The Think-Aloud Controversy in Second Language Research
Published May 5th 2010 by Routledge – 168 pages
The Think-Aloud Controversy in Second Language Research aims to answer key questions about the validity and uses of think-alouds, verbal reports completed by research participants while they perform a task. It offers an overview of how think-alouds have been used in language research and presents a quantitative meta-analysis of findings from studies involving verbal tasks and think-alouds. The book begins by presenting the theoretical background and empirical research that has examined the reactivity of think-alouds, then offers guidance regarding the practical issues of data collection and analysis, and concludes with implications for the use of think-alouds in language research. With its focus on a much-discussed and somewhat controversial data elicitation method in language research, this timely work is relevant to students and researchers from all theoretical perspectives who collect first or second language data. It serves as a valuable guide for any language researcher who is considering using think-alouds.

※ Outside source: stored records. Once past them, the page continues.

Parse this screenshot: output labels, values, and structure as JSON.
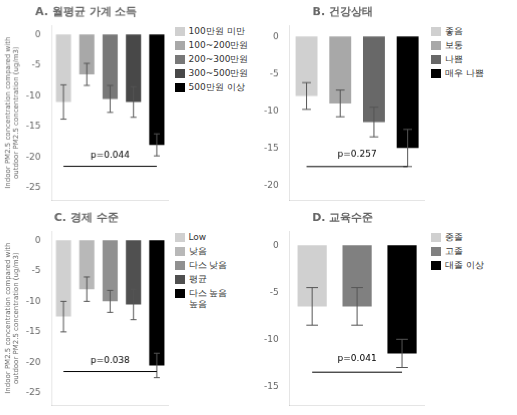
{
  "chart_data": [
    {
      "type": "bar",
      "title": "A. 월평균 가계 소득",
      "categories": [
        "100만원 미만",
        "100~200만원",
        "200~300만원",
        "300~500만원",
        "500만원 이상"
      ],
      "values": [
        -11.0,
        -6.5,
        -10.5,
        -11.0,
        -18.0
      ],
      "errors": [
        2.8,
        1.8,
        2.2,
        2.5,
        1.8
      ],
      "colors": [
        "#d0d0d0",
        "#a8a8a8",
        "#787878",
        "#484848",
        "#000000"
      ],
      "ylabel": "Indoor PM2.5 concentration compared with\noutdoor PM2.5 concentration (ug/m3)",
      "ylim": [
        -27,
        1.5
      ],
      "yticks": [
        0,
        -5,
        -10,
        -15,
        -20,
        -25
      ],
      "annotations": [
        {
          "text": "p=0.044",
          "y": -20.5,
          "line_y": -21.5
        }
      ],
      "grid": false,
      "legend": "right",
      "tick_labels": "y"
    },
    {
      "type": "bar",
      "title": "B. 건강상태",
      "categories": [
        "좋음",
        "보통",
        "나쁨",
        "매우 나쁨"
      ],
      "values": [
        -8.0,
        -9.0,
        -11.5,
        -15.0
      ],
      "errors": [
        1.8,
        1.8,
        2.0,
        2.5
      ],
      "colors": [
        "#d0d0d0",
        "#a8a8a8",
        "#686868",
        "#000000"
      ],
      "ylim": [
        -22,
        1.5
      ],
      "yticks": [
        0,
        -5,
        -10,
        -15,
        -20
      ],
      "annotations": [
        {
          "text": "p=0.257",
          "y": -16.5,
          "line_y": -17.5
        }
      ],
      "grid": false,
      "legend": "right",
      "tick_labels": "y"
    },
    {
      "type": "bar",
      "title": "C. 경제 수준",
      "categories": [
        "Low",
        "낮음",
        "다스 낮음",
        "평균",
        "다스 높음\n높음"
      ],
      "values": [
        -12.5,
        -8.0,
        -10.0,
        -10.5,
        -20.5
      ],
      "errors": [
        2.5,
        2.0,
        1.8,
        2.5,
        2.0
      ],
      "colors": [
        "#d0d0d0",
        "#b8b8b8",
        "#909090",
        "#505050",
        "#000000"
      ],
      "ylabel": "Indoor PM2.5 concentration compared with\noutdoor PM2.5 concentration (ug/m3)",
      "ylim": [
        -27,
        1.5
      ],
      "yticks": [
        0,
        -5,
        -10,
        -15,
        -20,
        -25
      ],
      "annotations": [
        {
          "text": "p=0.038",
          "y": -20.5,
          "line_y": -21.5
        }
      ],
      "grid": false,
      "legend": "right",
      "tick_labels": "y"
    },
    {
      "type": "bar",
      "title": "D. 교육수준",
      "categories": [
        "중졸",
        "고졸",
        "대졸 이상"
      ],
      "values": [
        -6.5,
        -6.5,
        -11.5
      ],
      "errors": [
        2.0,
        2.0,
        1.5
      ],
      "colors": [
        "#d0d0d0",
        "#808080",
        "#000000"
      ],
      "ylim": [
        -17,
        1.5
      ],
      "yticks": [
        0,
        -5,
        -10,
        -15
      ],
      "annotations": [
        {
          "text": "p=0.041",
          "y": -12.5,
          "line_y": -13.5
        }
      ],
      "grid": false,
      "legend": "right",
      "tick_labels": "y"
    }
  ]
}
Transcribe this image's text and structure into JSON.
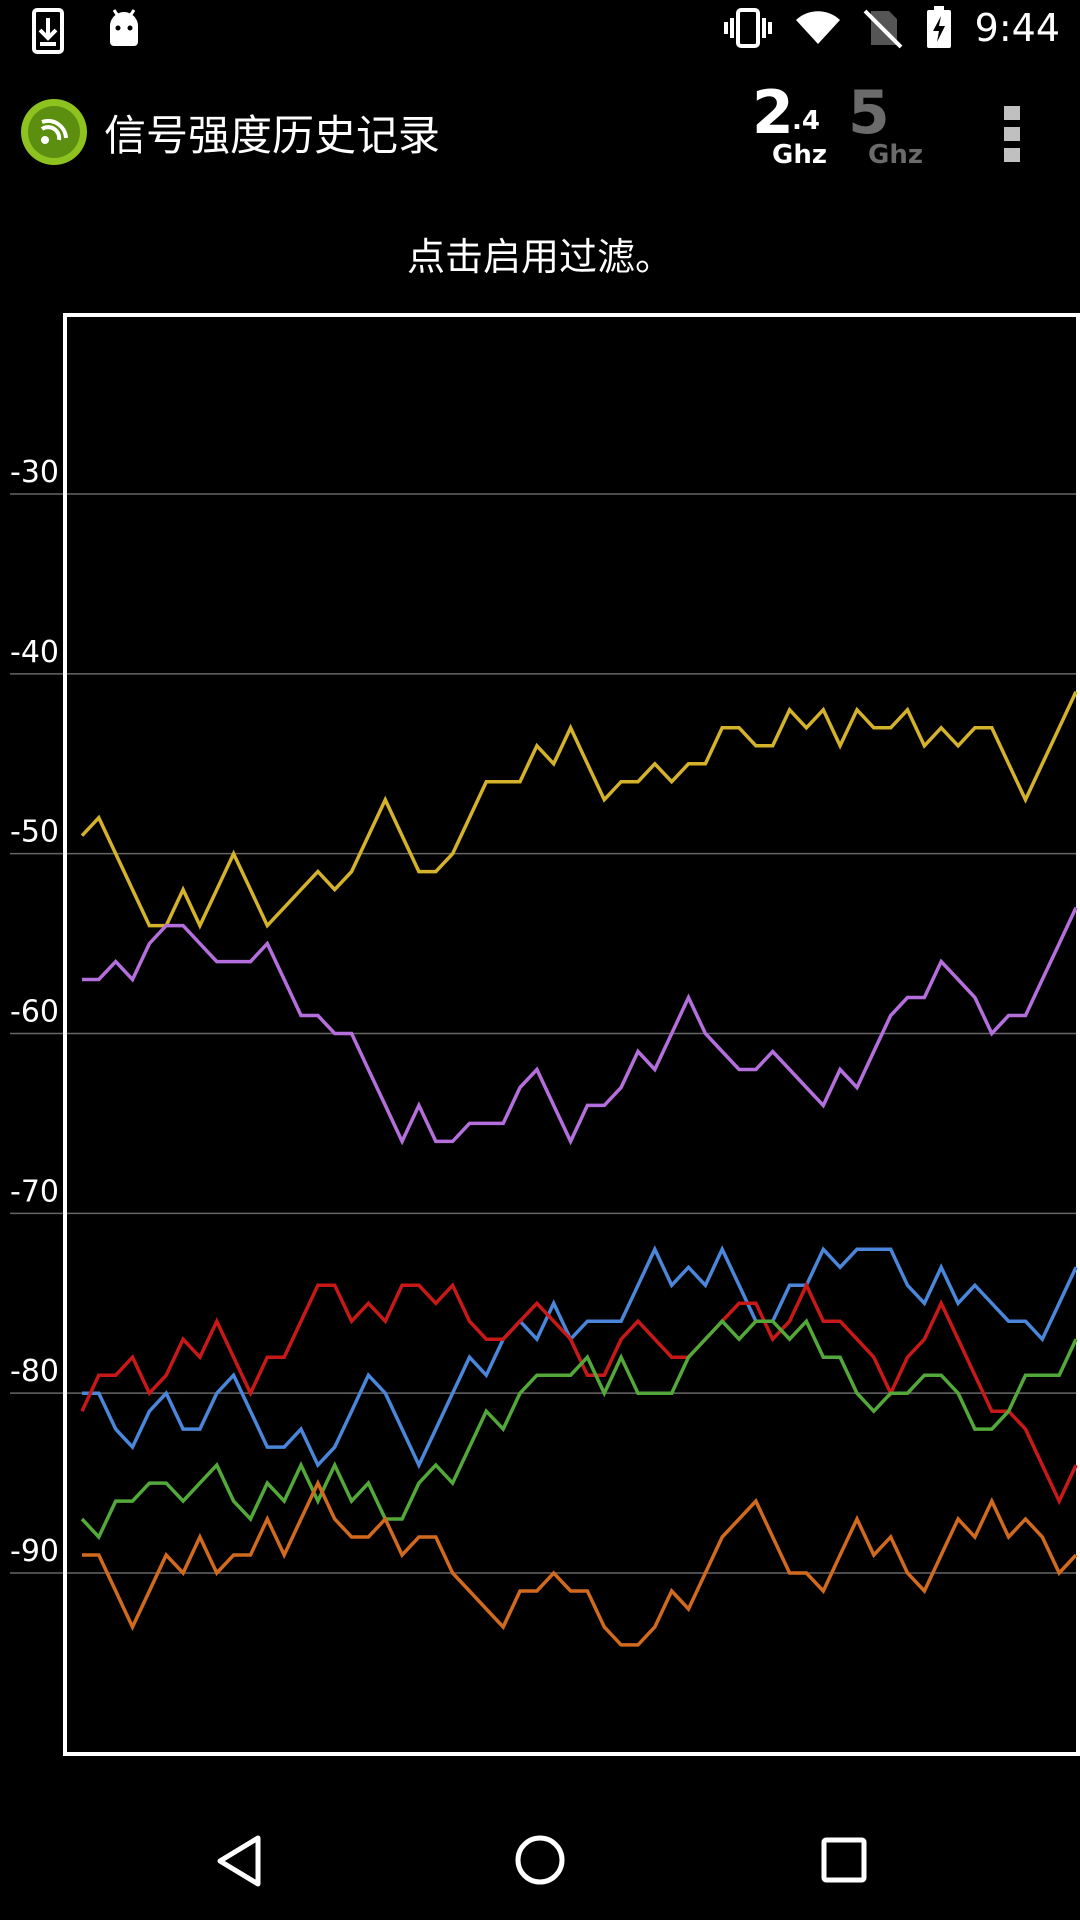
{
  "status_bar": {
    "time": "9:44",
    "icons": [
      "download-icon",
      "android-icon",
      "vibrate-icon",
      "wifi-icon",
      "no-sim-icon",
      "battery-charging-icon"
    ]
  },
  "app_bar": {
    "title": "信号强度历史记录",
    "band_24": {
      "big": "2",
      "small": ".4",
      "unit": "Ghz"
    },
    "band_5": {
      "big": "5",
      "unit": "Ghz"
    },
    "menu_icon": "more-vert-icon"
  },
  "hint_text": "点击启用过滤。",
  "colors": {
    "background": "#000000",
    "frame": "#ffffff",
    "grid": "#666666",
    "band_active": "#ffffff",
    "band_inactive": "#6b6b6b"
  },
  "chart_data": {
    "type": "line",
    "ylabels": [
      "-30",
      "-40",
      "-50",
      "-60",
      "-70",
      "-80",
      "-90"
    ],
    "ylim": [
      -100,
      -22
    ],
    "grid": true,
    "series": [
      {
        "color": "#d4b22a",
        "values": [
          -49,
          -48,
          -50,
          -52,
          -54,
          -54,
          -52,
          -54,
          -52,
          -50,
          -52,
          -54,
          -53,
          -52,
          -51,
          -52,
          -51,
          -49,
          -47,
          -49,
          -51,
          -51,
          -50,
          -48,
          -46,
          -46,
          -46,
          -44,
          -45,
          -43,
          -45,
          -47,
          -46,
          -46,
          -45,
          -46,
          -45,
          -45,
          -43,
          -43,
          -44,
          -44,
          -42,
          -43,
          -42,
          -44,
          -42,
          -43,
          -43,
          -42,
          -44,
          -43,
          -44,
          -43,
          -43,
          -45,
          -47,
          -45,
          -43,
          -41
        ]
      },
      {
        "color": "#b46fdc",
        "values": [
          -57,
          -57,
          -56,
          -57,
          -55,
          -54,
          -54,
          -55,
          -56,
          -56,
          -56,
          -55,
          -57,
          -59,
          -59,
          -60,
          -60,
          -62,
          -64,
          -66,
          -64,
          -66,
          -66,
          -65,
          -65,
          -65,
          -63,
          -62,
          -64,
          -66,
          -64,
          -64,
          -63,
          -61,
          -62,
          -60,
          -58,
          -60,
          -61,
          -62,
          -62,
          -61,
          -62,
          -63,
          -64,
          -62,
          -63,
          -61,
          -59,
          -58,
          -58,
          -56,
          -57,
          -58,
          -60,
          -59,
          -59,
          -57,
          -55,
          -53
        ]
      },
      {
        "color": "#4a86d9",
        "values": [
          -80,
          -80,
          -82,
          -83,
          -81,
          -80,
          -82,
          -82,
          -80,
          -79,
          -81,
          -83,
          -83,
          -82,
          -84,
          -83,
          -81,
          -79,
          -80,
          -82,
          -84,
          -82,
          -80,
          -78,
          -79,
          -77,
          -76,
          -77,
          -75,
          -77,
          -76,
          -76,
          -76,
          -74,
          -72,
          -74,
          -73,
          -74,
          -72,
          -74,
          -76,
          -76,
          -74,
          -74,
          -72,
          -73,
          -72,
          -72,
          -72,
          -74,
          -75,
          -73,
          -75,
          -74,
          -75,
          -76,
          -76,
          -77,
          -75,
          -73
        ]
      },
      {
        "color": "#c81818",
        "values": [
          -81,
          -79,
          -79,
          -78,
          -80,
          -79,
          -77,
          -78,
          -76,
          -78,
          -80,
          -78,
          -78,
          -76,
          -74,
          -74,
          -76,
          -75,
          -76,
          -74,
          -74,
          -75,
          -74,
          -76,
          -77,
          -77,
          -76,
          -75,
          -76,
          -77,
          -79,
          -79,
          -77,
          -76,
          -77,
          -78,
          -78,
          -77,
          -76,
          -75,
          -75,
          -77,
          -76,
          -74,
          -76,
          -76,
          -77,
          -78,
          -80,
          -78,
          -77,
          -75,
          -77,
          -79,
          -81,
          -81,
          -82,
          -84,
          -86,
          -84
        ]
      },
      {
        "color": "#52a93a",
        "values": [
          -87,
          -88,
          -86,
          -86,
          -85,
          -85,
          -86,
          -85,
          -84,
          -86,
          -87,
          -85,
          -86,
          -84,
          -86,
          -84,
          -86,
          -85,
          -87,
          -87,
          -85,
          -84,
          -85,
          -83,
          -81,
          -82,
          -80,
          -79,
          -79,
          -79,
          -78,
          -80,
          -78,
          -80,
          -80,
          -80,
          -78,
          -77,
          -76,
          -77,
          -76,
          -76,
          -77,
          -76,
          -78,
          -78,
          -80,
          -81,
          -80,
          -80,
          -79,
          -79,
          -80,
          -82,
          -82,
          -81,
          -79,
          -79,
          -79,
          -77
        ]
      },
      {
        "color": "#d26a1e",
        "values": [
          -89,
          -89,
          -91,
          -93,
          -91,
          -89,
          -90,
          -88,
          -90,
          -89,
          -89,
          -87,
          -89,
          -87,
          -85,
          -87,
          -88,
          -88,
          -87,
          -89,
          -88,
          -88,
          -90,
          -91,
          -92,
          -93,
          -91,
          -91,
          -90,
          -91,
          -91,
          -93,
          -94,
          -94,
          -93,
          -91,
          -92,
          -90,
          -88,
          -87,
          -86,
          -88,
          -90,
          -90,
          -91,
          -89,
          -87,
          -89,
          -88,
          -90,
          -91,
          -89,
          -87,
          -88,
          -86,
          -88,
          -87,
          -88,
          -90,
          -89
        ]
      }
    ]
  }
}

Chapter 1: The use of verbal reports in language research. Chapter 2: Controversy over the use of think-alouds. Chapter 3: Features that Make a Task Amenable to Think-Aloud: A Meta-analysis of Studies Investigating the Validity of Think-Alouds on Verbal Tasks. Chapter 4: Data Collection Considerations. Chapter 5: Data Analysis Considerations. Chapter 6: Conclusion. Appendix A: Studies Included in the Meta-Analysis. Appendix B: Summary of Unique Sample Studies.
Melissa A. Bowles is Assistant Professor of Spanish, Linguistics, and SLATE (Second Language Acquisition and Teacher Education) at the University of Illinois at Urbana-Champaign. Her main research interests are instructed second/heritage language acquisition and research methods.